Home SandboxAQ Unveils Synthetic Data Platform Backed by NVIDIA to Revolutionize AI-Driven Drug Discovery

SandboxAQ Unveils Synthetic Data Platform Backed by NVIDIA to Revolutionize AI-Driven Drug Discovery

Jun 18, 2025 21:38 CST Updated 21:38
SandboxAQ

Developer of Artificial Intelligence and Computing Solutions

Intelligent Finance APP learned that SandboxAQ, an AI startup spun off from Google's parent company Alphabet (GOOGL.US) and strategically supported by NVIDIA (NVDA.US), officially released a large-scale synthetic dataset on June 18 local time. The aim is to accelerate the global new drug development process by simulating the interaction mechanism between drug molecules and proteins. This tech newcomer, which has raised nearly 1 billion US dollars in cumulative financing, is attempting to break the spatiotemporal limitations of traditional laboratory research and reconstruct the underlying logic of drug screening with computing power.

Unlike the traditional approach that relies on physical experiments to obtain data, SandboxAQ has innovatively integrated computational chemistry with artificial intelligence. The company's algorithm platform, built on Nvidia's high-performance chips, generated 5.2 million three-dimensional molecular structures that have not yet been observed in the real world by solving quantum mechanical equations describing interatomic forces. These "virtual molecules," though not synthesized in a lab, strictly follow physical laws in terms of spatial configuration and chemical properties, effectively creating a vast molecular library in the digital realm.

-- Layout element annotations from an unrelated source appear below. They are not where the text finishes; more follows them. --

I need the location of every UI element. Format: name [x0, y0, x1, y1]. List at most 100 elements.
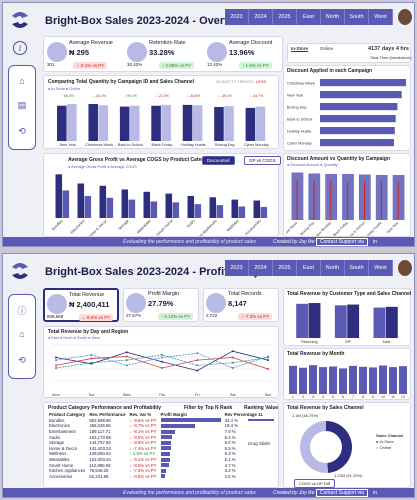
nav-2023[interactable]: 2023	[225, 260, 249, 276]
filter-nav: 2023 2024 2025 East North South West	[225, 260, 393, 276]
bar	[379, 365, 387, 394]
nav-2023[interactable]: 2023	[225, 9, 249, 25]
linkedin-icon[interactable]: in	[373, 489, 377, 496]
cell-variance: ↓ -7.4% vs PY	[129, 468, 157, 474]
kpi-icon	[206, 293, 226, 313]
contact-support-link[interactable]: Contact Support via	[316, 488, 368, 497]
table-row[interactable]: Smart Home 112,890.93 ↓ -8.5% vs PY 4.7 %	[47, 462, 259, 468]
discount-quantity-chart-card: Discount Amount vs Quantity by Campaign …	[283, 153, 411, 237]
cell-percentage: 6.4 %	[224, 434, 236, 440]
nav-south[interactable]: South	[345, 9, 369, 25]
tick-label: VIP	[345, 340, 352, 344]
tick-label: Boxing Day	[215, 143, 235, 147]
nav-east[interactable]: East	[297, 260, 321, 276]
table-row[interactable]: Audio 153,170.58 ↓ -8.5% vs PY 6.4 %	[47, 434, 259, 440]
slice-label-online: 1.23M (51.25%)	[334, 473, 363, 478]
kpi-change-badge: ↑ 2.85% vs PY	[159, 62, 195, 69]
nav-2025[interactable]: 2025	[273, 9, 297, 25]
kpi-value: 33.28%	[149, 48, 175, 57]
cell-variance: ↑ 1.9% vs PY	[129, 451, 156, 457]
margin-bar	[160, 451, 171, 456]
tab-in-store[interactable]: In-Store	[291, 46, 309, 52]
cell-revenue: 144,757.92	[89, 440, 111, 446]
cell-revenue: 123,303.24	[89, 457, 111, 463]
cell-category: Bundles	[49, 417, 65, 423]
cogs-gp-diff-button[interactable]: COGS vs GP Diff	[294, 479, 335, 488]
col-header[interactable]: Rev. Performance	[89, 412, 126, 418]
contact-support-link[interactable]: Contact Support via	[316, 237, 368, 246]
refresh-icon[interactable]: ⟲	[18, 125, 26, 136]
legend-in-store: ● In-Store	[376, 439, 394, 444]
tab-online[interactable]: Online	[320, 46, 334, 51]
tick-label: Wearables	[136, 219, 152, 235]
nav-east[interactable]: East	[297, 9, 321, 25]
table-row[interactable]: Bundles 802,698.95 ↓ -9.6% vs PY 33.4 %	[47, 418, 259, 424]
kpi-prev-year: 30.43%	[127, 62, 143, 67]
tick-label: Boxing Day	[300, 221, 316, 236]
tab-discounted[interactable]: Discounted	[202, 156, 235, 165]
table-row[interactable]: Storage 144,757.92 ↓ -8.9% vs PY 6.0 %	[47, 440, 259, 446]
ranking-slider[interactable]	[248, 419, 274, 421]
col-header[interactable]: Profit Margin	[160, 412, 188, 418]
info-icon[interactable]: ⓘ	[17, 305, 27, 316]
tick-label: Black Friday	[152, 143, 173, 147]
table-row[interactable]: Electronics 466,226.66 ↓ -8.7% vs PY 19.4 %	[47, 423, 259, 429]
tick-label: Cyber Monday	[313, 221, 332, 236]
home-icon[interactable]: ⌂	[19, 76, 25, 86]
bar	[320, 103, 398, 111]
avatar[interactable]	[398, 9, 412, 25]
table-row[interactable]: Accessories 62,231.99 ↓ -0.5% vs PY 2.6 %	[47, 474, 259, 480]
cell-category: Electronics	[49, 423, 71, 429]
col-header[interactable]: Rev. Var %	[129, 412, 152, 418]
nav-2025[interactable]: 2025	[273, 260, 297, 276]
tick-label: New Year	[386, 220, 400, 234]
nav-south[interactable]: South	[345, 260, 369, 276]
table-row[interactable]: Wellness 128,060.63 ↑ 1.9% vs PY 5.3 %	[47, 451, 259, 457]
nav-north[interactable]: North	[321, 9, 345, 25]
nav-west[interactable]: West	[369, 9, 393, 25]
less-toggle[interactable]: LESS	[256, 79, 267, 84]
kpi-value: 27.79%	[148, 299, 174, 308]
tick-label: 8	[362, 395, 364, 399]
refresh-icon[interactable]: ⟲	[18, 354, 26, 365]
cell-revenue: 802,698.95	[89, 417, 111, 423]
quantity-marker	[313, 181, 315, 220]
nav-west[interactable]: West	[369, 260, 393, 276]
chart-title: Total Revenue by Day and Region	[48, 329, 129, 335]
chart-title: Total Revenue by Customer Type and Sales…	[287, 291, 412, 297]
table-row[interactable]: Entertainment 189,117.71 ↓ -8.1% vs PY 7.9 …	[47, 429, 259, 435]
linkedin-icon[interactable]: in	[373, 238, 377, 245]
nav-2024[interactable]: 2024	[249, 260, 273, 276]
tick-label: Boxing Day	[287, 106, 307, 110]
gp-cogs-chart-card: Average Gross Profit vs Average COGS by …	[43, 153, 281, 237]
nav-north[interactable]: North	[321, 260, 345, 276]
table-row[interactable]: Wearables 123,303.24 ↓ -9.1% vs PY 5.1 %	[47, 457, 259, 463]
bar	[161, 104, 171, 141]
quantity-trends-toggle[interactable]: QUANTITY TRENDS	[216, 79, 254, 84]
nav-2024[interactable]: 2024	[249, 9, 273, 25]
cell-category: Wearables	[49, 457, 70, 463]
table-row[interactable]: Home & Decor 141,403.24 ↓ -7.4% vs PY 5.9 %	[47, 446, 259, 452]
col-header[interactable]: Rev Percentage	[224, 412, 257, 418]
cell-variance: ↓ -8.5% vs PY	[129, 462, 157, 468]
bar	[143, 191, 151, 218]
bar	[319, 367, 327, 394]
kpi-change-badge: ↓ -7.3% vs PY	[238, 313, 273, 320]
bar	[369, 367, 377, 394]
avatar[interactable]	[398, 260, 412, 276]
col-header[interactable]: Product Category	[49, 412, 86, 418]
bar	[238, 206, 246, 218]
cell-revenue: 62,231.99	[89, 473, 109, 479]
discount-hbar-chart: Christmas Week New Year Boxing Day Back to …	[287, 79, 406, 147]
cell-margin-bar	[159, 440, 223, 446]
cell-revenue: 76,548.20	[89, 468, 109, 474]
document-icon[interactable]: ▤	[17, 99, 27, 110]
cell-revenue: 128,060.63	[89, 451, 111, 457]
data-label: ↓ -45.1%	[218, 94, 232, 98]
table-row[interactable]: Kitchen Appliances 76,548.20 ↓ -7.4% vs PY…	[47, 468, 259, 474]
info-icon[interactable]: i	[13, 41, 27, 55]
data-label: ↓ -44.1%	[92, 94, 106, 98]
home-icon[interactable]: ⌂	[19, 329, 25, 339]
legend-label: In-Store	[379, 439, 394, 444]
tab-gp-vs-cogs[interactable]: GP vs COGS	[244, 156, 281, 165]
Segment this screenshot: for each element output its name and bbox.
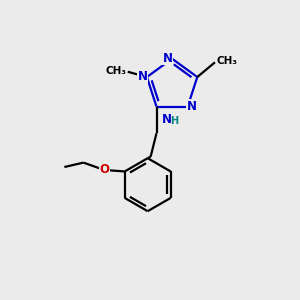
Text: H: H bbox=[170, 116, 178, 126]
Text: CH₃: CH₃ bbox=[106, 66, 127, 76]
Text: N: N bbox=[187, 100, 197, 112]
Text: O: O bbox=[99, 164, 109, 176]
Text: N: N bbox=[162, 113, 172, 126]
Text: N: N bbox=[163, 52, 173, 64]
Text: N: N bbox=[137, 70, 148, 83]
Text: CH₃: CH₃ bbox=[216, 56, 237, 66]
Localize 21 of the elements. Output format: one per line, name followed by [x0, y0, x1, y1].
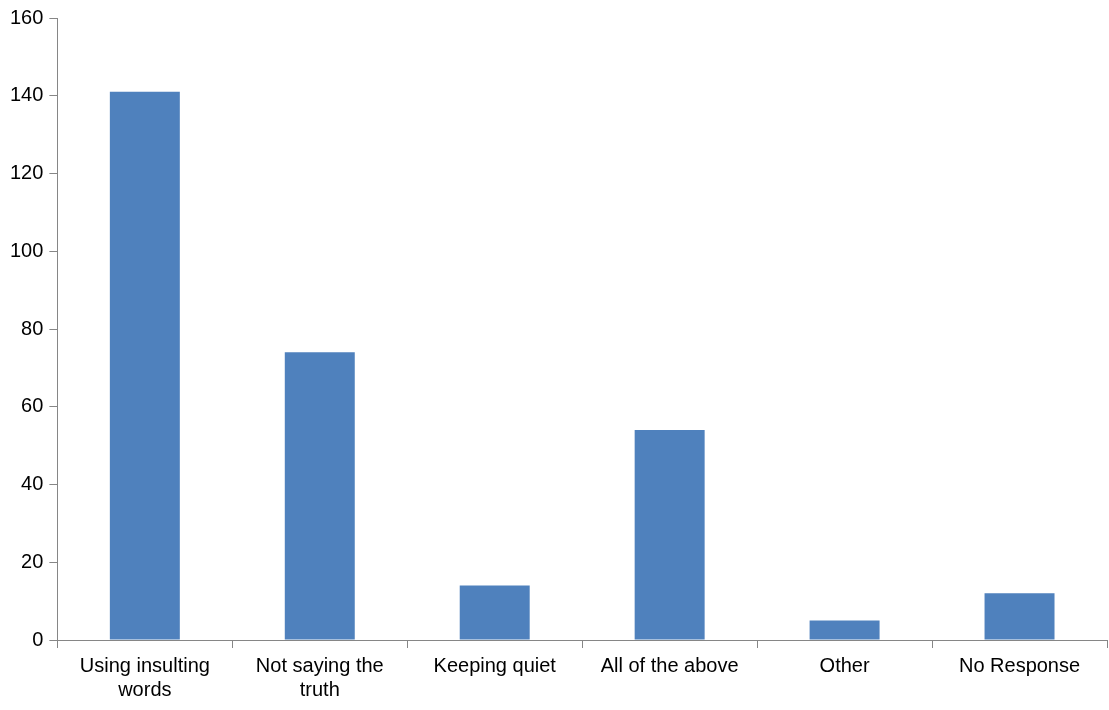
y-tick-label: 60 [21, 394, 44, 417]
bar [984, 593, 1055, 640]
y-tick-label: 40 [21, 472, 44, 495]
y-tick-label: 120 [9, 161, 44, 184]
x-tick-label: All of the above [600, 653, 739, 676]
x-tick-label: Keeping quiet [433, 653, 557, 676]
x-tick-label: Other [819, 653, 870, 676]
y-tick-label: 20 [21, 549, 44, 572]
y-tick-label: 140 [9, 83, 44, 106]
y-tick-label: 80 [21, 316, 44, 339]
bar [459, 585, 530, 640]
bar [284, 352, 355, 640]
x-tick-label: Not saying the truth [255, 653, 384, 700]
bar [634, 430, 705, 640]
x-tick-label: Using insulting words [79, 653, 210, 700]
y-tick-label: 160 [9, 5, 44, 28]
bar [109, 91, 180, 640]
bar [809, 620, 880, 640]
y-tick-label: 0 [32, 627, 44, 650]
y-tick-label: 100 [9, 238, 44, 261]
x-tick-label: No Response [958, 653, 1081, 676]
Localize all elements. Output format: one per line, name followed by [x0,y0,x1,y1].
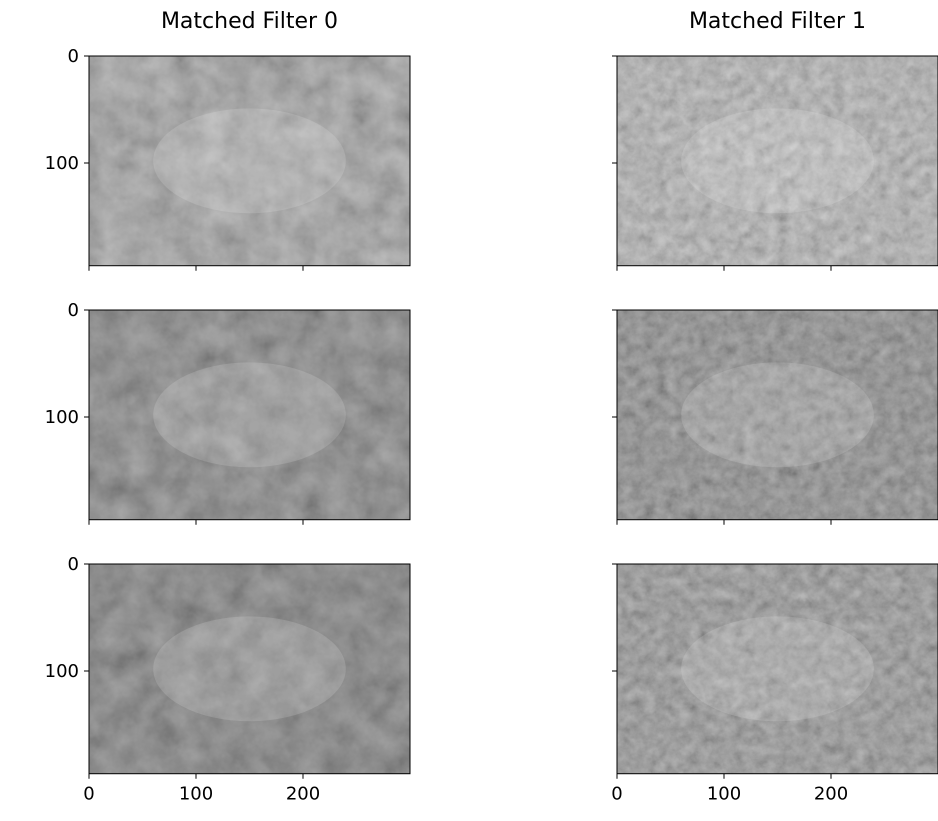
x-tick-label: 100 [707,784,741,805]
y-tick-label: 0 [68,300,79,321]
image-highlight [681,108,874,213]
x-tick-label: 200 [814,784,848,805]
image-highlight [681,616,874,721]
subplot-title: Matched Filter 0 [161,9,338,34]
image-highlight [153,108,346,213]
y-tick-label: 100 [45,153,79,174]
page: Matched Filter 0 0 100 Matched Filter 1 0 100… [0,0,938,821]
x-tick-label: 0 [611,784,622,805]
image-highlight [153,616,346,721]
image-highlight [681,362,874,467]
figure: Matched Filter 0 0 100 Matched Filter 1 0 100… [0,0,938,821]
y-tick-label: 100 [45,661,79,682]
x-tick-label: 0 [83,784,94,805]
y-tick-label: 0 [68,554,79,575]
x-tick-label: 200 [286,784,320,805]
y-tick-label: 100 [45,407,79,428]
subplot-title: Matched Filter 1 [689,9,866,34]
image-highlight [153,362,346,467]
y-tick-label: 0 [68,46,79,67]
x-tick-label: 100 [179,784,213,805]
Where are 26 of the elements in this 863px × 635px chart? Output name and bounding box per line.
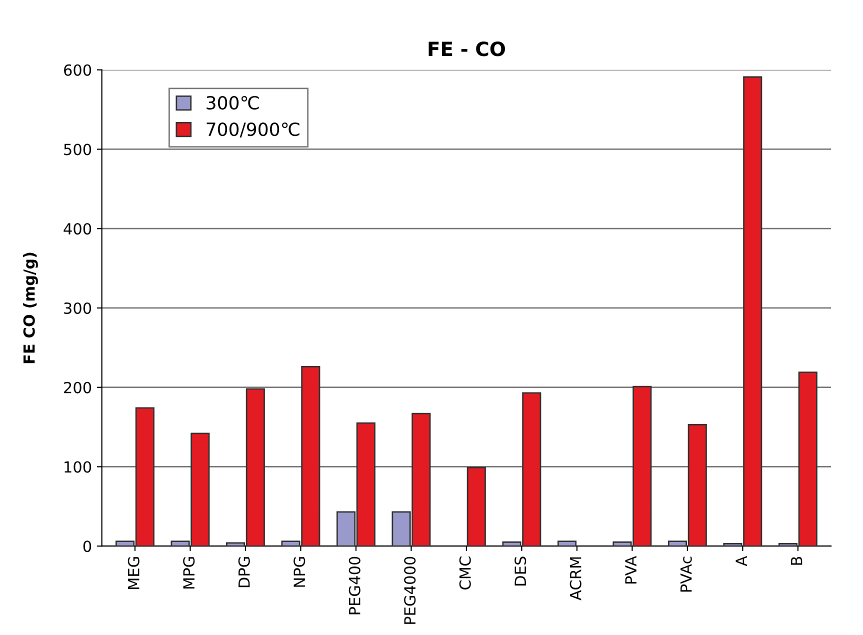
x-tick-label: MEG: [128, 557, 140, 589]
bar: [557, 540, 577, 546]
chart-title: FE - CO: [428, 42, 505, 56]
y-tick-label: 200: [64, 382, 92, 394]
x-tick-label: PVA: [625, 556, 636, 584]
bar: [466, 466, 486, 546]
legend-label: 700/900℃: [206, 122, 300, 138]
x-tick-label: NPG: [294, 557, 306, 587]
x-tick-label: DES: [514, 556, 526, 586]
y-tick-label: 400: [64, 223, 92, 235]
x-tick-label: B: [791, 556, 802, 565]
y-axis-title: FE CO (mg/g): [23, 252, 38, 364]
y-tick-label: 0: [83, 540, 92, 552]
legend-label: 300℃: [206, 96, 259, 110]
x-tick-label: A: [736, 556, 747, 566]
x-tick-label: ACRM: [570, 557, 582, 600]
x-tick-label: PVAc: [680, 556, 692, 592]
x-tick-label: PEG400: [348, 556, 360, 614]
x-tick-label: CMC: [459, 556, 471, 590]
x-tick-label: MPG: [183, 557, 195, 589]
y-tick-label: 600: [64, 64, 92, 76]
y-tick-label: 500: [64, 144, 92, 156]
x-tick-label: DPG: [238, 557, 250, 588]
y-tick-label: 100: [64, 461, 92, 473]
y-tick-label: 300: [64, 302, 92, 314]
x-tick-label: PEG4000: [404, 556, 416, 624]
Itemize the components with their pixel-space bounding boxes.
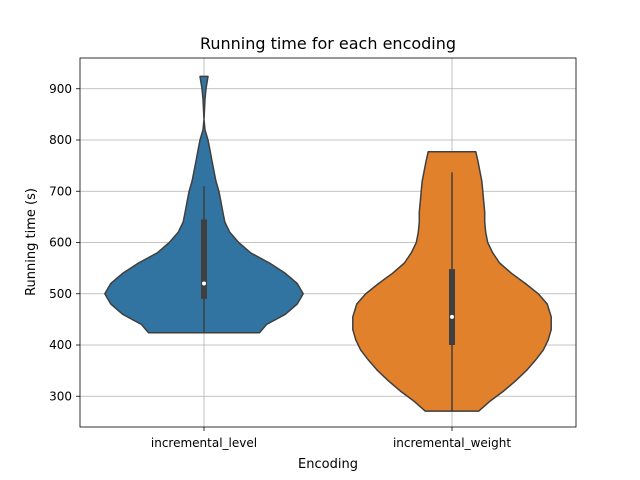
iqr-box-incremental_level	[201, 219, 207, 299]
box-layer	[201, 172, 455, 412]
y-tick-label: 400	[49, 338, 72, 352]
tick-layer: 300 400 500 600 700 800 900 incremental_level in…	[49, 82, 511, 450]
y-tick-label: 900	[49, 82, 72, 96]
y-axis-label: Running time (s)	[24, 188, 39, 296]
y-tick-label: 500	[49, 287, 72, 301]
y-tick-label: 800	[49, 133, 72, 147]
iqr-box-incremental_weight	[449, 269, 455, 345]
y-tick-label: 700	[49, 184, 72, 198]
y-tick-label: 600	[49, 236, 72, 250]
median-dot-incremental_weight	[450, 314, 454, 319]
x-tick-label: incremental_weight	[393, 436, 511, 450]
x-tick-label: incremental_level	[151, 436, 257, 450]
x-axis-label: Encoding	[298, 457, 358, 472]
median-dot-incremental_level	[202, 281, 206, 286]
violin-layer	[104, 75, 552, 412]
y-tick-label: 300	[49, 389, 72, 403]
chart-title: Running time for each encoding	[200, 34, 456, 53]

"This resolves a core pain point in the pharmaceutical research and development field that has persisted for decades." Nadia Hachen, head of SandboxAQ's AI simulation business, revealed that when researchers identify a disease-related protein as a drug target, they can use this platform to quickly screen out candidate molecules theoretically capable of binding. Compared to the limitations of traditional computer-aided drug design, which can only handle a limited number of molecular combinations, the newly released synthetic dataset can increase prediction efficiency by several orders of magnitude. Moreover, the prediction results align with real biological experiments to meet laboratory standards.

This innovative paradigm is reshaping the early stages of drug development. Take cancer treatment as an example: if a research team attempts to block a key protein that promotes cancer cell proliferation, traditional methods would require synthesizing and testing tens of thousands of molecules in the lab, a process that could take years. However, with SandboxAQ's technology, researchers can directly simulate the interactions between billions of molecules and the target protein in virtual space, reducing the screening period to weeks and significantly lowering the time and financial costs of new drug development.

Notably, while the company offers free access to its synthetic datasets for academic institutions, it adopts a commercial approach for AI predictive models trained on this data. This "open-source data + paid model" hybrid strategy not only advances foundational industry research but also establishes a sustainable technological barrier. As investment in AI drug discovery continues to rise within the biopharmaceutical sector, this tech newcomer, born in Silicon Valley, is striving to carve out a new path in the trillion-dollar pharmaceutical R&D market.